André Pouget milite pour "un socle de performance solide en termes d'énergie, mais laxiste en carbone"

 

Tout le monde n'a toutefois pas la même analyse, puisqu'Eric Bussolino préfèrerait pour sa part la fixation dans un premier temps de seuils atteignables pour tous, "quitte à accélérer en cours de route pour bien atteindre les objectifs 2050". André Pouget, ingénieur thermique renommé dans le secteur, intervenant à l'assemblée générale d'Effinergie, penche également de ce côté. "Pourquoi ne pas prévoir une première étape qui impose un socle de performance solide en termes d'énergie, mais laxiste en carbone, afin que tout le peloton apprenne ces méthodes ? S'approprie les modèles pour ensuite apprendre à courir plus vite ? Dans un second temps, nous pourrions laisser du champs à ceux qui sont plus à l'aise en énergie ou en carbone. Et très vite les options les plus performantes prendront le pas sur les autres."

 

L'arbitrage sur le niveau des seuils exigés aura lieu à l'automne 2019, et les pouvoirs publics devront en effet trancher, sans oublier la soutenabilité économique de la RE2020, véritable troisième critère à prendre en compte en plus de l'énergie et du carbone pour que le tout soit viable.
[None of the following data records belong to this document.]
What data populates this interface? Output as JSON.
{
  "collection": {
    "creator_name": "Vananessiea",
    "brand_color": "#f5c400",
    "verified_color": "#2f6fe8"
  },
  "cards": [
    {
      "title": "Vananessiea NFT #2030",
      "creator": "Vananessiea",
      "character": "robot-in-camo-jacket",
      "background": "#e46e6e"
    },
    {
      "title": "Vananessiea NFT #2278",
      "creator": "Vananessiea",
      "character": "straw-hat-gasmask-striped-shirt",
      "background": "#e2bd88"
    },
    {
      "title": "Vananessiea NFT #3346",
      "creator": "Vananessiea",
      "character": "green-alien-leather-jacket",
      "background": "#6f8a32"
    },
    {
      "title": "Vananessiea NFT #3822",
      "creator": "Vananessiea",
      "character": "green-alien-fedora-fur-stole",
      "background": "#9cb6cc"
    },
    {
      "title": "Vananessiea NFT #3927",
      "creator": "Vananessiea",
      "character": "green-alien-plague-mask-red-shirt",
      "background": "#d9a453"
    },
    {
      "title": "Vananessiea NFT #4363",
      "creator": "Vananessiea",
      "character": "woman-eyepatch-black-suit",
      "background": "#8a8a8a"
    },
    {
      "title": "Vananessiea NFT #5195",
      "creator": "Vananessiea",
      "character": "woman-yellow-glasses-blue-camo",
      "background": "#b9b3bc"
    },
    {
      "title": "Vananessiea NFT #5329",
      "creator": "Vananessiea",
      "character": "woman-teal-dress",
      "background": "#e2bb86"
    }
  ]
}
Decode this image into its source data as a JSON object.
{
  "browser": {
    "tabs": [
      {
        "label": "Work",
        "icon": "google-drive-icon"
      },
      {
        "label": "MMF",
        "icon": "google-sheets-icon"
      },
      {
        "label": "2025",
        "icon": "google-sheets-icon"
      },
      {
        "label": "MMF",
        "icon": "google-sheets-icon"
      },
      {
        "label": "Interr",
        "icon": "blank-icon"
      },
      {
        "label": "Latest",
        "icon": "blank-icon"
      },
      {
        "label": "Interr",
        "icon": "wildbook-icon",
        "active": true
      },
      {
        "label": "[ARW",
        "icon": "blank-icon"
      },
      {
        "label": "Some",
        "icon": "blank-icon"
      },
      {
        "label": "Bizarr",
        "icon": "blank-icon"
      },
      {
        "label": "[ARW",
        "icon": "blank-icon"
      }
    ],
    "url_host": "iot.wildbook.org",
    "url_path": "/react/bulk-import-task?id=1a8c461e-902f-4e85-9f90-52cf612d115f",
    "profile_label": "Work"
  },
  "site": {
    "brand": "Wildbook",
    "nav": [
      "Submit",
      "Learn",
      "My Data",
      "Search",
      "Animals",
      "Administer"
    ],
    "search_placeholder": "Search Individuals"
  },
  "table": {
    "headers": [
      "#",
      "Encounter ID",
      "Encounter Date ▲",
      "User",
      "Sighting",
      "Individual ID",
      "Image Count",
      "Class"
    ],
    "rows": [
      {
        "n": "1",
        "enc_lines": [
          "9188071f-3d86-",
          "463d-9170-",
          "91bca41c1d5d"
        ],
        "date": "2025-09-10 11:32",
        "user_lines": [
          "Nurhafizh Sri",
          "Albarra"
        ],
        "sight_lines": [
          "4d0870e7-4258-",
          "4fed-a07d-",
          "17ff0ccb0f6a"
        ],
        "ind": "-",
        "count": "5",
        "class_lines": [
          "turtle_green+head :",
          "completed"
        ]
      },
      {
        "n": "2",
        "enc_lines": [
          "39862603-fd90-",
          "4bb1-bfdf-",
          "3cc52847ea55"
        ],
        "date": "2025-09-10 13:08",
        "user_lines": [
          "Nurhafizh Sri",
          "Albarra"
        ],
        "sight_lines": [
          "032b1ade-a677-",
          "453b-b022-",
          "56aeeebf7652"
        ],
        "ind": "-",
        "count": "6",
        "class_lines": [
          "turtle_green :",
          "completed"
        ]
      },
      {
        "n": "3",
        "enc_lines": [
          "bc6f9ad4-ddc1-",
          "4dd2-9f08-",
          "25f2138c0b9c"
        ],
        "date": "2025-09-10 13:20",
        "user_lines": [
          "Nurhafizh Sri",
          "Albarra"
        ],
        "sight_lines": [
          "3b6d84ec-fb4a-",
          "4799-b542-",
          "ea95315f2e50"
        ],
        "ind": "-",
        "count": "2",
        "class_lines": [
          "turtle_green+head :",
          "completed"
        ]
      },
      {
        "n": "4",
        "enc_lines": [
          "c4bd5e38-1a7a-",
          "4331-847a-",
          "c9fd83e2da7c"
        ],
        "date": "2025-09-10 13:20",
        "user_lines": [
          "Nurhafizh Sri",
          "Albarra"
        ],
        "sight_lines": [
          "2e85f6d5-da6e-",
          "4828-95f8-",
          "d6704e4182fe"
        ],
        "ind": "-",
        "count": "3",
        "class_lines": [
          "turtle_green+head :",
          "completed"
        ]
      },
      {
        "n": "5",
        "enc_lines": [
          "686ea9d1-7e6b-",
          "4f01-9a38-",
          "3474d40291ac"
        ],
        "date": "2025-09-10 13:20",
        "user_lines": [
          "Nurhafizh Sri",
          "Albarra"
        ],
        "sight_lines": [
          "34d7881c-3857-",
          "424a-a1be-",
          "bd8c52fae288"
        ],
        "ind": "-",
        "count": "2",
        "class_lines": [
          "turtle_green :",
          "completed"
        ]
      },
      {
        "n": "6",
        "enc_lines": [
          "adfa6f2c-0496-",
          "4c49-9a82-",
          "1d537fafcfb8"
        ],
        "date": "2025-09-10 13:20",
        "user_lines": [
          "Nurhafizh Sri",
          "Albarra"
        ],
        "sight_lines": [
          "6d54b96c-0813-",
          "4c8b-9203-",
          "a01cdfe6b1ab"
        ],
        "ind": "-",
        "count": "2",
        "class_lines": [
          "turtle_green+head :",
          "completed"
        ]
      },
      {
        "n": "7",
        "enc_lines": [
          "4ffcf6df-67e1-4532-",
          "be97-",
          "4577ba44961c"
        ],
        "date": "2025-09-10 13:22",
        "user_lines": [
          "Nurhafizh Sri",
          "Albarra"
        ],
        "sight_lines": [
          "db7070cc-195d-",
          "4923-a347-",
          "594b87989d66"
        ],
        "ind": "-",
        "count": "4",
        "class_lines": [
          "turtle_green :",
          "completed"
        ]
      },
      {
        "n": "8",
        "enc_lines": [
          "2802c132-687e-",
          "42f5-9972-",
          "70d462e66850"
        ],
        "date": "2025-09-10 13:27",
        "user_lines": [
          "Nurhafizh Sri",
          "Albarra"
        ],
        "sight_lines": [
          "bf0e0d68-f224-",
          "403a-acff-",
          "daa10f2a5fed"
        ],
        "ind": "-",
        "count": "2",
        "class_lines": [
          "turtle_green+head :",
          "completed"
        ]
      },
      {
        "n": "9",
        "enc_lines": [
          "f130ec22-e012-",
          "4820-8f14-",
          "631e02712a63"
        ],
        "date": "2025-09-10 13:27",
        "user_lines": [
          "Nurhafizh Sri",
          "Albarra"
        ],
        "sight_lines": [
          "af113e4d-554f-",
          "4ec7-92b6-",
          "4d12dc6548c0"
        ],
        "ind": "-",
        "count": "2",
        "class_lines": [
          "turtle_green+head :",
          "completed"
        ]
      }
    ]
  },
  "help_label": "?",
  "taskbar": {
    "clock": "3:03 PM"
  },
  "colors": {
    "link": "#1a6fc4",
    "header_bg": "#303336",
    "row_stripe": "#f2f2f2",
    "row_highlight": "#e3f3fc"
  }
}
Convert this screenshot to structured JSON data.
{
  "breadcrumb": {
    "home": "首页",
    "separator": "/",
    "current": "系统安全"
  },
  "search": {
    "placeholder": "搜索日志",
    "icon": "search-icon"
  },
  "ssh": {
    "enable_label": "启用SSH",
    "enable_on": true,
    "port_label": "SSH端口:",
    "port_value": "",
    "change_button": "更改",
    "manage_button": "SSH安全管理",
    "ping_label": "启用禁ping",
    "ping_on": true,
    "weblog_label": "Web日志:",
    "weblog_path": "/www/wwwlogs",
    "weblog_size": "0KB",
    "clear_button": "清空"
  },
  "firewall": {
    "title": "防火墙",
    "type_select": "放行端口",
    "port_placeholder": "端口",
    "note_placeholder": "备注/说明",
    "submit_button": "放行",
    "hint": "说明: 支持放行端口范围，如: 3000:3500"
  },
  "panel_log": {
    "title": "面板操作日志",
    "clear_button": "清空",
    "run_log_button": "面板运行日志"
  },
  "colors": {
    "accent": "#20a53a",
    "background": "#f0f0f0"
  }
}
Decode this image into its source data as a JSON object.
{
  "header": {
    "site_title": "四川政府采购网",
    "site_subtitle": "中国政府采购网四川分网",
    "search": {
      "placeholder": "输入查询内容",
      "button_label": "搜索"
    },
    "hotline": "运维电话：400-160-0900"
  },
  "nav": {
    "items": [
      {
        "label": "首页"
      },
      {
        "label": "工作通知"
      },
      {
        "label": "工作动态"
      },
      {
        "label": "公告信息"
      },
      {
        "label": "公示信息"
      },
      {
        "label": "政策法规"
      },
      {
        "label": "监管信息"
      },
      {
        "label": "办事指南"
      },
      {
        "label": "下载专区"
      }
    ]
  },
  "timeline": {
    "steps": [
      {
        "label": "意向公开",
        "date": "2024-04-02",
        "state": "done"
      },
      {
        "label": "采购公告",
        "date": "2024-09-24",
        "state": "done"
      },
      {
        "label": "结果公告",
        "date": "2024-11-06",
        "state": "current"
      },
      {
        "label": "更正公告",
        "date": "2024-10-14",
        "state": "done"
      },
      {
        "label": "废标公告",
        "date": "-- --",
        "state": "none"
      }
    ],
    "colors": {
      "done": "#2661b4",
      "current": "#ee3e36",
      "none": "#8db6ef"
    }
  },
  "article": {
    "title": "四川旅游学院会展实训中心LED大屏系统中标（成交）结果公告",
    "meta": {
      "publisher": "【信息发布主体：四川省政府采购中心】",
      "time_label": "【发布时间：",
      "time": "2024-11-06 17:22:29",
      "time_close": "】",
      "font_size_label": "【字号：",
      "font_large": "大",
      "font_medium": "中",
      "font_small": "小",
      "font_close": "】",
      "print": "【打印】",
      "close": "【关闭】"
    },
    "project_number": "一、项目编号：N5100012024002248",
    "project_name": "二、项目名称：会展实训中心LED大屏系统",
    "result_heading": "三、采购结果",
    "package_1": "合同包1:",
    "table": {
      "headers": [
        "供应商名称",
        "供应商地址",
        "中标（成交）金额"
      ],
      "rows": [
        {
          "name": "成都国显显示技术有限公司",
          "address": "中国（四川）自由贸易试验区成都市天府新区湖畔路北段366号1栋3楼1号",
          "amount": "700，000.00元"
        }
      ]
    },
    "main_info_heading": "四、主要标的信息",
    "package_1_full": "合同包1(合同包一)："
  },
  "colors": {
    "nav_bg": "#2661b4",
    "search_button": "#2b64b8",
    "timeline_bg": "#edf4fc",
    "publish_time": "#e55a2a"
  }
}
Sans oublier la modification envisagée en parallèle du facteur d'énergie primaire pour l'électricité... Un chantier sur lequel Emmanuel Acchiardi (DHUP) précise ne pas avoir la main, mais qui "intersecte" les travaux de la RE2020. Autant de sujets qu'il faudra arbitrer en un temps finalement assez limité.

 

Habitat environnemental 2050 : les prescriptions du docteur Pouget
André Pouget, ingénieur thermicien reconnu dans le secteur, aujourd'hui en retraite, a donné sa recette pour penser le logement idéal à construire aujourd'hui, lors de l'assemblée générale 2019 d'Effinergie. Une stratégie basée sur trois piliers. "Il faut tout d'abord construire dès aujourd'hui en partant du principe que nous n'aurons pas besoin de rénover ensuite. Et pour cela, c'est simple : il faut construire confortable et bien isolé, sans pont thermique." Deuxième axe, envisager des pré-réservation pour laisser la place à l'installation, à l'avenir, d'équipements plus performants ou pour lesquels on n'a pas le budget au moment de la construction ; par exemple, pré-équiper les bâtiments de réseaux hydrauliques noyés dans les fondations pour faire passer un fluide et faire une sorte de puits canadien. Enfin, troisième prescription : construire en pensant aux solutions passives permettant d'assurer le confort d'été.